MacGowan was only human, even if he seemed larger than life. Father Pascal would tell her to be patient and kind, turn the other cheek, the Lord would provide. Father Pascal had been slaughtered for his goodness. Maybe she couldn’t afford to wait.

She pushed herself up to a sitting position, though her arms were trembling with the effort and her stomach gave an unfortunate lurch before settling back down. The room was deserted – no Dylan - and she was sitting on a mattress on the floor. She drew her knees up and rested her forehead against them for a moment, taking in calming breaths. Her stomach seemed to have finally settled itself, and when she raised her head the barren little room had stopped spinning.
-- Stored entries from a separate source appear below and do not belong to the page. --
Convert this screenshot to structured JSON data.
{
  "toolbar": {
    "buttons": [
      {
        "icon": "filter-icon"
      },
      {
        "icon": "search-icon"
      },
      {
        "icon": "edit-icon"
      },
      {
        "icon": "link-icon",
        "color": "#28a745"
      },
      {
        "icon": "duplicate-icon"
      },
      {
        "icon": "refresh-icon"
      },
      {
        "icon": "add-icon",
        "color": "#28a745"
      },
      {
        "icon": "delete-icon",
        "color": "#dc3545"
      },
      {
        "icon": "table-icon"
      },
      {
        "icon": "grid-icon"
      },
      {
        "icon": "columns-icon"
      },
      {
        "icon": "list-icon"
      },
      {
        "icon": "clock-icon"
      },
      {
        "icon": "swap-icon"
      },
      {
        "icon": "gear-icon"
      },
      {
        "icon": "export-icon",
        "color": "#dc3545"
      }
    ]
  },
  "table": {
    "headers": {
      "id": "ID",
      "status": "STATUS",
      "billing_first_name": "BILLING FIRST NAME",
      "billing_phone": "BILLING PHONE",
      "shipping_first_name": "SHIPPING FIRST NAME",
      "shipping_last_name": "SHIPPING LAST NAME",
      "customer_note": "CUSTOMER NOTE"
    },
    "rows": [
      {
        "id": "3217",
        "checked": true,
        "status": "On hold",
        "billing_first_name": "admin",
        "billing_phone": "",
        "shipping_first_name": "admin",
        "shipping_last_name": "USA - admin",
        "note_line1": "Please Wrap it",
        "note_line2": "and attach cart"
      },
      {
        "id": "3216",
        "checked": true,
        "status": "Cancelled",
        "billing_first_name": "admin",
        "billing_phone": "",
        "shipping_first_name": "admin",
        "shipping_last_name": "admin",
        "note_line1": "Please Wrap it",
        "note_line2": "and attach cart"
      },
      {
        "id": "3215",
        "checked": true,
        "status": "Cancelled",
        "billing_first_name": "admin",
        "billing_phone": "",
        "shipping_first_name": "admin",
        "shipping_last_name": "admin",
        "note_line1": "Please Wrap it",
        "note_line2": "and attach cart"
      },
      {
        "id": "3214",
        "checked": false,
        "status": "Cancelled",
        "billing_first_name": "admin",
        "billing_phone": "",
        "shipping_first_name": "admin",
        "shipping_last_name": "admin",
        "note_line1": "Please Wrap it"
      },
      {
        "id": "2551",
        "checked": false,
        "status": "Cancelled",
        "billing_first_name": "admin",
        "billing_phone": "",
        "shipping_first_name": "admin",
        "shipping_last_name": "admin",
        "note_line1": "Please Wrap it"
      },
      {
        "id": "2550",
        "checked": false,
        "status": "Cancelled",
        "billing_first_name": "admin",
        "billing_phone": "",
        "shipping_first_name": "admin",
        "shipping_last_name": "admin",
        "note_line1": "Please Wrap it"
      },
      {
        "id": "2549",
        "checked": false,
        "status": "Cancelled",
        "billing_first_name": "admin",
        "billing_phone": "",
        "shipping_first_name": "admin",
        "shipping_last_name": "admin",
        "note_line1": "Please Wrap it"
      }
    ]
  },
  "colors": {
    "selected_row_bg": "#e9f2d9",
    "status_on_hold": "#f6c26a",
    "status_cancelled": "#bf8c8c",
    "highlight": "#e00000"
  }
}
There was a boarded-up window in one wall, and it looked as if the door had been ripped off its hinges. She heard another rough burst of laughter, and she cringed. It had been early evening when they’d brought her the drugged food, and she had no idea how long she’d been unconscious. Hours? Days?

A squat figure appeared in the doorway, blocking out the fitful light, and it was too late for her to dive back down and pretend to be unconscious. “You awake, gringa?” he said in Spanish. “You won’t have too much longer to wait. Alcista is coming, and you’ll have a chance to see what a real man is like.”